转念一想,她就明白了这位就是吐蕃的新王,颂赞伦布。
长得倒是一表人才。
李观澜和九公主坐在狭小的轿子中,小九再也忍不住,一下子投进了阿姐的怀抱,呜呜的哭了起来,泪水一下子浸透了李观澜的衣襟,连带她的心也不禁柔软起来。
李观澜再次叹了口气,抚了抚小九蓬松光亮的发髻。
温声道:“既然这么委屈,为什么还要选择远嫁吐蕃?”
小九抬起头,两只眼睛红红的像兔子一样。
“阿姐……呜呜……你知不知道大唐的处境有多危险?西突厥蠢蠢欲动,东突厥蓄势待发,大唐四面皆敌,若……若是吐蕃能助大唐一臂之力……”
她怎么不知,她设的这场局,就是为了引得东西突厥交恶,为接下来一场恶战赢得军备准备时间。而在这场局中,她从来没想把小九牵引进去,不然她不会让父皇暗中助秦非。
可没成想,她的一切盘算都抵不过人心。
李观澜握紧了拳,眉毛轻挑,眼中冷光闪烁,“这些……是父皇告诉你的?”
小九感觉到长姐的愤怒,软软道:“不,这是我自己的选择,身为父皇的女儿,我已经有了牺牲的觉悟。我会尽我所能,充当大唐和吐蕃沟通的桥梁。将大唐的文化带给吐蕃人民,让那儿的百姓从心底里认同我们的国家。”
李观澜闭上了眼睛,痛苦道:“小九,你不必这样……”你还是个孩子。
李玉莲洒然一笑道:“既然都要有牺牲……为何是别人而不是我呢。姐姐你迂腐了!”
她掀开轿帘,望了远处掩映在雪山高原上的建筑,眼中神色莫名。“既然生为大唐公主,我别无选择,我会出色的完成使命的。”

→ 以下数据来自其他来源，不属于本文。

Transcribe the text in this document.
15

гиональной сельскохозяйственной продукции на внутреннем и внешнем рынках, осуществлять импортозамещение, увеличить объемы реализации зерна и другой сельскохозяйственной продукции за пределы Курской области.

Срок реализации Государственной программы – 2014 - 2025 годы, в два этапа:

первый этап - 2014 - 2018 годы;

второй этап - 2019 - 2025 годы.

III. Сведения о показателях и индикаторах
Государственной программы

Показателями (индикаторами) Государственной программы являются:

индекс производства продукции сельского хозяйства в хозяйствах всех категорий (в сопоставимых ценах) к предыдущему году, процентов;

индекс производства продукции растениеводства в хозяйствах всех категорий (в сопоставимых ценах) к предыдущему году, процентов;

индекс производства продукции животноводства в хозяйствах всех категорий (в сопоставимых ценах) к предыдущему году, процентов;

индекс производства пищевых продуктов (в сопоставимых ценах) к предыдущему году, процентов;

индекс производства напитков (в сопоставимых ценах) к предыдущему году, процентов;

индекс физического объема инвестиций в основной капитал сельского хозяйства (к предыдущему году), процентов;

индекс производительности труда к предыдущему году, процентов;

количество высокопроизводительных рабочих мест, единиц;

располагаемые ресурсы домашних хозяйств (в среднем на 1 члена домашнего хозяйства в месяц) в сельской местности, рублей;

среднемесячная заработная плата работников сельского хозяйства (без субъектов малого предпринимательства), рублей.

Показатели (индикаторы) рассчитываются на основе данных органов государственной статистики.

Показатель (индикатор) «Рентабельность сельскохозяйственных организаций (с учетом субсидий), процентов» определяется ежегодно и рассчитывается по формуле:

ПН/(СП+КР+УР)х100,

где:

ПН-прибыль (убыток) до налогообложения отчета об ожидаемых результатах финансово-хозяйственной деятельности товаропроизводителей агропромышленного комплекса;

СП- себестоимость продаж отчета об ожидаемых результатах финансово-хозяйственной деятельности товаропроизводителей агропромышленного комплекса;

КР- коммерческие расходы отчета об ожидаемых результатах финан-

前方端坐于马背上的颂赞伦布若有所感回头,看见小九,脸上露出两个憨厚的酒窝,一双鹰眼弯成了月牙儿形。
李观澜看着这个男人,心中突然有一种感觉,他会对小九好的。
她再次摸了摸小九的发顶,柔声道:“一定要保护好自己。”
这一天,小九和李观澜说了很多话,仿佛要将两姐妹一生都未说完的话,在这一天都倾诉了。

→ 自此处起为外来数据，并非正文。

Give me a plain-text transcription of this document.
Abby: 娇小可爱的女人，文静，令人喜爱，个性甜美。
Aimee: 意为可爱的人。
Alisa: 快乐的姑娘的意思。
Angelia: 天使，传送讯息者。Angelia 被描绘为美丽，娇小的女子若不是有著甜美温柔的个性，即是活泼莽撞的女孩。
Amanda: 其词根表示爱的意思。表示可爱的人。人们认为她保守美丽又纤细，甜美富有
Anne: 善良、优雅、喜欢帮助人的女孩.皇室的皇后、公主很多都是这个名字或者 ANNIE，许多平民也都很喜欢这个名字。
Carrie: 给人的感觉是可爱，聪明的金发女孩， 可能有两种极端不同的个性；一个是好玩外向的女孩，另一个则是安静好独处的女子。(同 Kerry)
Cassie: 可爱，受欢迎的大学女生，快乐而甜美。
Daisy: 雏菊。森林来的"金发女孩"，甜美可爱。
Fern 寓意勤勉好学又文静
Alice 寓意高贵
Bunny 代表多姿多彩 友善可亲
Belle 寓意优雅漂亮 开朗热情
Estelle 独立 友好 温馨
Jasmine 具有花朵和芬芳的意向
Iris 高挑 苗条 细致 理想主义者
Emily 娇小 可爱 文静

李玉莲的娘亲并不是世家出身,而是出生于贫苦的农家。她的外祖战死在沙场之上,祖母无奈之下将唯一的女儿送进宫做宫女。
因此她格外的厌恶战争。
临别之际,小公主怀抱琵琶为长姐送上一曲离别之曲。
火红的斗篷下一张玉雪圆脸,清灵的大眼中含着笑意,铮铮琵琶曲散入滚滚黄沙之中。
李观澜看着车队渐行渐远,与天边的雪山融为一色。
薛明溪上前,轻笑道:“放宽心,九公主她肯定不会吃亏。”
李观澜转头看向他,凤眼中满是疑惑。
“你没发现有个人很眼熟吗?陛下册封秦非为吐蕃国相,兼领西海节度使。就是为了牵制颂赞伦布。”
秦非?!
李观澜眼中一亮。有他在,自己的确可以放下一半的心了。
她转头看向薛明溪,笑道:“你消息倒是灵通。”
薛明溪眨了眨眼睛,古井无波的脸上勾起唇角,“还有个好消息。”
“土谷诨为防东突厥袭击,转道青海湖,如今怕是与你我并不远。他手下押送的,是天子赠予的千担粮种。”
李观澜闻言眼睛弯了起来,笑的像个狼崽子。
“你说要是土谷诨在这里被贼劫了道,会怀疑到大唐身上吗?”
薛明溪环住她的肩,似乎认真思考了一下,“此地乃吐蕃与突厥交界处,出了事还真算不到大唐身上。”
“那就好……”
土谷诨刚出大唐边境,就遭遇了一伙盗贼,结果好不容易得到的千担粮种被一扫而空,他自己还损失两员大将,自己也深受重伤。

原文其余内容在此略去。